Wednesday, July 11, 2007

Bambang And Bintang In Jakarta

Ready for a quick exit from Gelora Bung Karno
The problem with the Asian Cup being held in four countries is that it is hard to shake the feeling that you made the wrong choice and that people are having a better time elsewhere. Imagine being invited to four different parties on New Year’s Eve – all great, potentially but all but one practically impossible to attend.

Was Jakarta the right choice? Having the underside of your taxi at the airport checked for bombs when arriving at the hotel is better than stretching for banishing any travel-induced weariness but then again, after a day involving three airports; it wasn’t really a big deal to put bags through an X-ray machine one last time before receiving a room key.

The next day, the one before the opening game in Jakarta, there seemed to be a distinct lack of Asian Cup atmosphere around the sprawling city. Indonesians will tell you that no other Asian country loves football like they do but actions would speak louder than words when they faced Bahrain in the opening game of Group D.

Around 90,000 seats were waiting to be filled in Gelora Bung Karno Stadium, one of the world’s largest arenas. Built by the Soviets in 1962, it has lasted longer than the communists and is still in good nick. Truly cavernous, only a running-track prevents it from being a perfect arena.

Best fans in Asia?

The local FA’s (named PSSI) office is inside the stadium -an easy target for the fans and media who don’t have a good word to say about them. One journalist I enjoyed a few ‘bintangs’ with even spat on the floor when mentioning their name. I didn’t follow suit but agreed that not opening the ticket booths around the stadium in the two days prior to the game was a little strange.

On game day itself, fans complained about waiting for three hours to buy tickets. Perhaps around 60,000 of them were inside when the game started. Some who didn’t want to wait broke down the barriers and raced in the wrong way through a large emergency exit. They were blocked by a phalanx of policemen, a not-so-thin blue line soon reinforced by riot police. There they stayed the whole game.

fans without tickets attempt access

It was hard to know how much of the action they saw but at least they experienced the atmosphere.

“We have the most passionate fans in Asia,” I had been told the previous night. Hearing the wild cheers for every throw-in, corner, decision and tackle against Bahrain, it was difficult to disagree. The smoky, sweet south-east Asian evening air added to the feeling of excitement and exoticism.
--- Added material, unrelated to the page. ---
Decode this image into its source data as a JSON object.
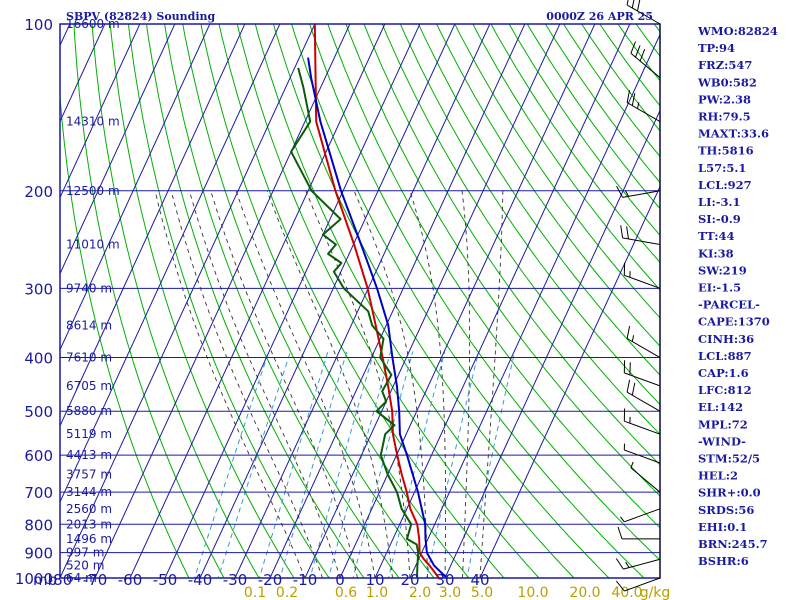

There was nothing exotic about the guy sat to my right in the press box. He was from Swindon.

“I’m still a fan,” said the AP man. “I took my Indonesian wife to watch Swindon – Mansfield a while ago.” After the inevitable question as to her feelings about her County Ground day out came the reply. “Well, she liked the chips.”

Chips! No such luck at the Bung Karno, not even a goreng, mie or otherwise. Plastic bags full of water were de rigueur and most of them were thrown in to the air in the 12th minute as Budi Sudarsono rounded the ‘keeper to put the hosts ahead. Fans, press box and AFC Liaison Officers went crazy.

“In-do-ne-sia” came the cry from all parts of the stadium. 14 minutes later however, it was the proverbial pin-dropping time as Sayed Mahmood Jalala equalized for the visitors.

Home fans

It was an entertaining game and at times, genuine end-to-end stuff as play moved forward from defence to attack quickly on both sides. Bahrain had more chances but with rusty-looking strikers, they were destined to fail.

Indonesia may have created few clear-cut openings in the second-half but it was no surprise when star striker Bambang Pamungkas, a headline writer’s dream, got what proved to be the winner in the second half to send the Soviet-designed roof the way of Sputnik.

For Indonesian and English alike, it was a tense last few minutes and Bahrain didn’t help by hitting the bar but it was Indonesia’s night and a thoroughly enjoyable one.